Théophile LEMAÎTRE | Technicien audiovisuel, spécialisé en prise de vue et éclairage. Réalisations : Conception du projet transmédia Recyklo Pixel Game. Réalisations de court-métrages variés, d’entretiens de chercheurs et doctorants. Mise en place et captations d’opéra, de concerts avec le CREA (Finales de Ma thèse en 180 secondes 2023, Brahms le Tzigane, Le cauchemar de Séville 1982-2022, concert CIAN Songø, concert CIAN Yeko, LEMMA divas du monde Algérie, Gracias à la vida, Révisez vos classiques De Berlioz à Saint Saëns…).

Denis LE PAVEN | Chef monteur depuis 1992. Après avoir commencé à travailler à Paris en tant que chef opérateur, ingénieur du son (Radio-Canada,ONF) et monteur (Duran, Arte, France Télévisions), il se spécialise finalement en montage | Il part au Cameroun, pour le Ministère des Affaires Etrangères et met en place un centre de formation à la post-production audiovisuelle pour l’Afrique Centrale. Après 5 ans à gérer le centre et à former des réalisateurs et monteurs de la francophonie, il rentre en France et s’installe à Rennes | Depuis il monte de nombreux documentaires pour les chaines nationales et locales ainsi que des court-métrages de fiction | Il intervient depuis  2005 en licence Art du spectacle, et depuis 2009 en licence Pro CIAN.

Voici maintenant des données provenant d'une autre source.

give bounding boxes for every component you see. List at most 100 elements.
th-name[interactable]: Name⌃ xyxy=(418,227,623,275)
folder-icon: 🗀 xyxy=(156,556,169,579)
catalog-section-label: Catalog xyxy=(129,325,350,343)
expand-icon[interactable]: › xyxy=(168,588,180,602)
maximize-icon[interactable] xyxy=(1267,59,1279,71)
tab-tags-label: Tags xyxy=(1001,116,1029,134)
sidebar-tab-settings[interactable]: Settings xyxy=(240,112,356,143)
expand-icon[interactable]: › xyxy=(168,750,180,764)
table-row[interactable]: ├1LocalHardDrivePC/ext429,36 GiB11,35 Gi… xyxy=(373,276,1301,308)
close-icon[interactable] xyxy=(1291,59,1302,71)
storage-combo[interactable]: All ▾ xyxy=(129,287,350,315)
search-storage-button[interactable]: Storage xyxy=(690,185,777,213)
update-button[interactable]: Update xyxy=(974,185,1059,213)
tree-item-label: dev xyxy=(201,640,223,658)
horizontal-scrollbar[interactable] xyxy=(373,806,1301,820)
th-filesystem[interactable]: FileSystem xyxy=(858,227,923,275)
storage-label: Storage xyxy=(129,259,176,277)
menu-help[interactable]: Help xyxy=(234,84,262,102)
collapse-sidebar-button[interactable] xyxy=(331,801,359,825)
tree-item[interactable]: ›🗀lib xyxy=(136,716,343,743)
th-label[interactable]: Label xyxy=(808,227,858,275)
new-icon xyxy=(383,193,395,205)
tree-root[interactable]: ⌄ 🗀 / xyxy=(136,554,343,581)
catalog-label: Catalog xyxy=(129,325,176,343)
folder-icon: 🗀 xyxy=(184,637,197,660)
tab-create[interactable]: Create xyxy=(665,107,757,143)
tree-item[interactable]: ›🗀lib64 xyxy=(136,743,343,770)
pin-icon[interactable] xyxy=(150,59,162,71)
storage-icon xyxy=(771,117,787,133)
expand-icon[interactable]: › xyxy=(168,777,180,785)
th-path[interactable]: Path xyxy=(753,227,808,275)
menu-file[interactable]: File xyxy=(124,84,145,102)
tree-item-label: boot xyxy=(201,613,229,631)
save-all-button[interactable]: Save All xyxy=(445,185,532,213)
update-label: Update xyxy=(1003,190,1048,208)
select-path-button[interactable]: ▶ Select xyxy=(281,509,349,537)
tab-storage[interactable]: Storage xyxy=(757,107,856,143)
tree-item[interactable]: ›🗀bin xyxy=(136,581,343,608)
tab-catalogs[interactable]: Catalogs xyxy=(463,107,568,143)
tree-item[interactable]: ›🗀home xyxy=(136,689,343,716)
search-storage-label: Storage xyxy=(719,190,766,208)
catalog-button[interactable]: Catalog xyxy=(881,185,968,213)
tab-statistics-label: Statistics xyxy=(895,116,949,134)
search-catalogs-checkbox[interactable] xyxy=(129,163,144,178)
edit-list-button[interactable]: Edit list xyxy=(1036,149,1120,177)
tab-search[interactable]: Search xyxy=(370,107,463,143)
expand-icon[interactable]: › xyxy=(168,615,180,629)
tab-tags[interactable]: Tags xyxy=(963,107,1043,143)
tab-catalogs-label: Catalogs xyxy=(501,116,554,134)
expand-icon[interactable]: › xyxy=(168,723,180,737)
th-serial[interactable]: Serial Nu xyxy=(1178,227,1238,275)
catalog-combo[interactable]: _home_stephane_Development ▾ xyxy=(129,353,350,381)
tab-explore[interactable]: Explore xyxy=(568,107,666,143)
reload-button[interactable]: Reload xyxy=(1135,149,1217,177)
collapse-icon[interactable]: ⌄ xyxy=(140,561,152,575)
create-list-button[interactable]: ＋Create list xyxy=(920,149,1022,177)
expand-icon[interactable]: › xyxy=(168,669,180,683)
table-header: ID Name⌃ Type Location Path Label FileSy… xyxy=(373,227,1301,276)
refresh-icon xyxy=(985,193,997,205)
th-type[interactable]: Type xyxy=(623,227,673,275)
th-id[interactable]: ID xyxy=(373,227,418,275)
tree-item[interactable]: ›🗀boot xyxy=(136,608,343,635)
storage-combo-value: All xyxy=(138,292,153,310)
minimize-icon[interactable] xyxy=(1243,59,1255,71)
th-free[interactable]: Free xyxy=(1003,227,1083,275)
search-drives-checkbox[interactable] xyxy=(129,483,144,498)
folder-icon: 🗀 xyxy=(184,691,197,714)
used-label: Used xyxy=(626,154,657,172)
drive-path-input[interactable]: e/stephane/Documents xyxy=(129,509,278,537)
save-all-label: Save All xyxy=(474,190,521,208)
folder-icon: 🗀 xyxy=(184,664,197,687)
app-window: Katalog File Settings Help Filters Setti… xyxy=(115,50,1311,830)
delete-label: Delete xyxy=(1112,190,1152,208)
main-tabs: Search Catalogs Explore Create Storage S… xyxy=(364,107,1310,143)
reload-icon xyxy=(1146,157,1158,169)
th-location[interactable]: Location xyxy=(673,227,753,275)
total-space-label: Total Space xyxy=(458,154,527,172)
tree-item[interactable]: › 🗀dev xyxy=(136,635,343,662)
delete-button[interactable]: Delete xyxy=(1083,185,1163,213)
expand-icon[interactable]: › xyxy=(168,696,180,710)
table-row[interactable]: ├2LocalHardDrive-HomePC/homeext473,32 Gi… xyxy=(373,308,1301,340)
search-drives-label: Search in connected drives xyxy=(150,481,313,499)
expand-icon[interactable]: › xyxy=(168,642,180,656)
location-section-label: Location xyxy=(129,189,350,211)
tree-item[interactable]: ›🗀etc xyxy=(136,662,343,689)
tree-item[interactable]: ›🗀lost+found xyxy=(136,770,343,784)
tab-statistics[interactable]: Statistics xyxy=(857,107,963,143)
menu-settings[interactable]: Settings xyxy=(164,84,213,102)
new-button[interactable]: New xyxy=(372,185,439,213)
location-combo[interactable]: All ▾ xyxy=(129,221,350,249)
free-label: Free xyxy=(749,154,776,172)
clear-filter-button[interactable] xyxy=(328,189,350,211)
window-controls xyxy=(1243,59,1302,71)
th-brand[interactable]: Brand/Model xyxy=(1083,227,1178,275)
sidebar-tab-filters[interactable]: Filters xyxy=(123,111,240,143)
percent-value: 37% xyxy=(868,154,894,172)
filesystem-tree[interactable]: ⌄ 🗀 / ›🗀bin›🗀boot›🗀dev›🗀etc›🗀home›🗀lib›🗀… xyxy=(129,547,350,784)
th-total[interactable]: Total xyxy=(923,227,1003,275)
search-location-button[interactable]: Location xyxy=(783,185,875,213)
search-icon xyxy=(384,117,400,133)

Henri PUIZILLOUT | Ingénieur du son et mixeur, directeur du studio de post-production L’Oreille du chat, tombé dans la marmite sonore tout petit, a débuté son métier en 1986, toujours en indépendant comme artisan du son : chef opérateur son, monteur son, mixeur. Travail en fiction, en animation, et beaucoup en documentaire. Travaille sur le son ambisonique et ses applications comme les films en VR-360°, sans pour autant abandonner le travail en stéréo et multicanal pour les films « dit » traditionnels. Adore les belles machines pour faire des beaux sons qui racontent de belles histoires … avec émotion.